About our interviewees:
Amber Smith (A.S.) is an associate professor in the Department of Pediatrics and the Institute for the study of Host-Pathogen Systems at the University of Tennessee Health Science Center.
Daniel Reeves (D.R.) is a principal staff scientist in the Infectious Disease Sciences Program Vaccine and Infectious Disease Division at Fred Hutchingson Cancer Center, and an affiliate assistant professor at University of Washington.

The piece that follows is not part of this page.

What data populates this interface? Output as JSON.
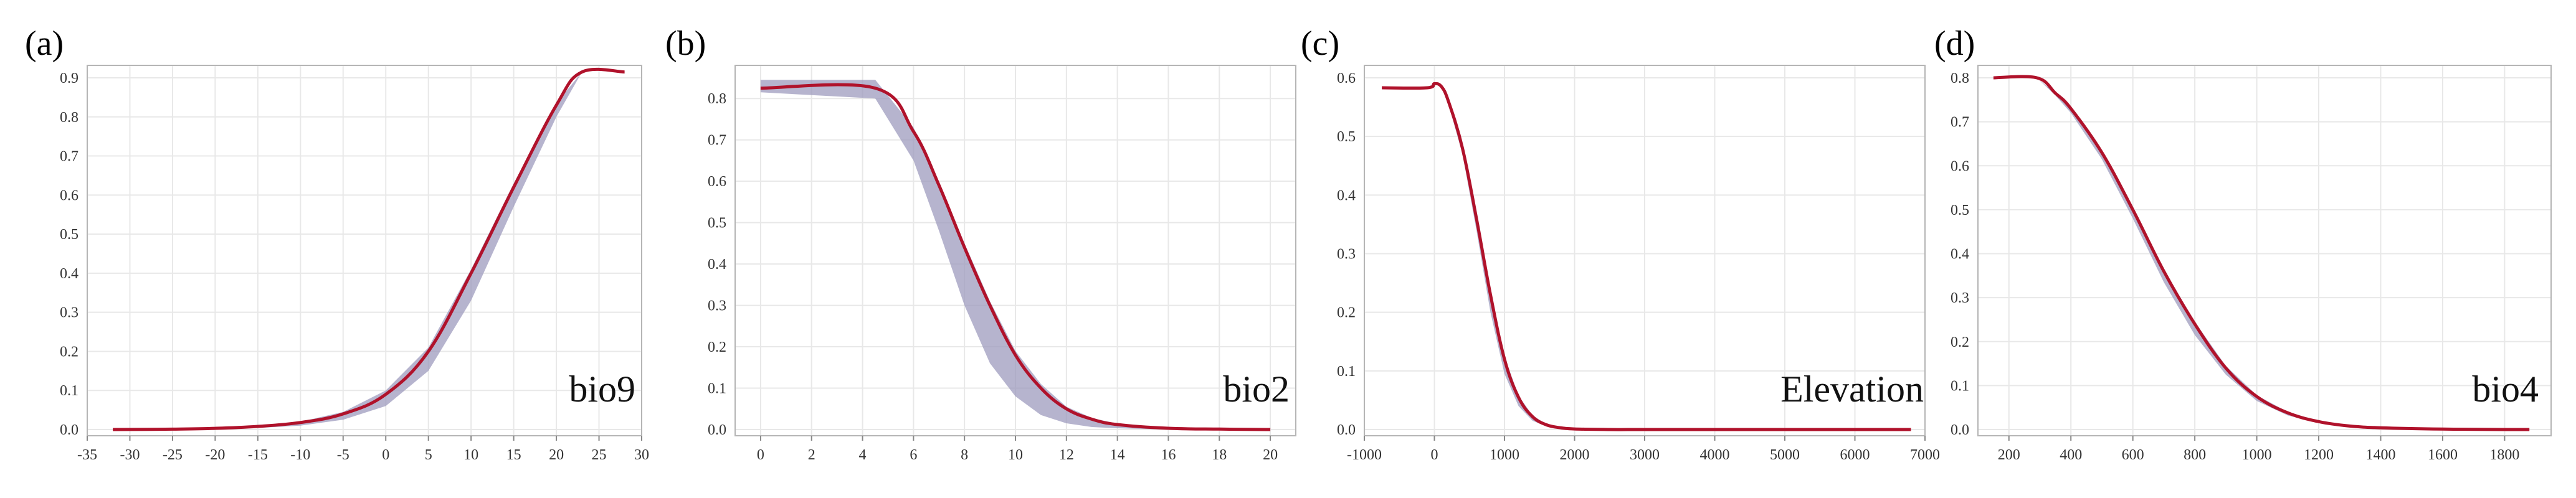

Fred Adler (F.A.) is a professor in Mathematics Department and the School of Biological Science at University of Utah.
Morgan Craig (M.C.) is a researcher at the Sainte-Justine University Hospital Azrieli Research Centre, and an Associate Professor in the Department of Mathematics and Statistics at the Université de Montréal.
Stanca Ciupe (S.C.) is a professor in the Department of Mathematics at Virginia Tech.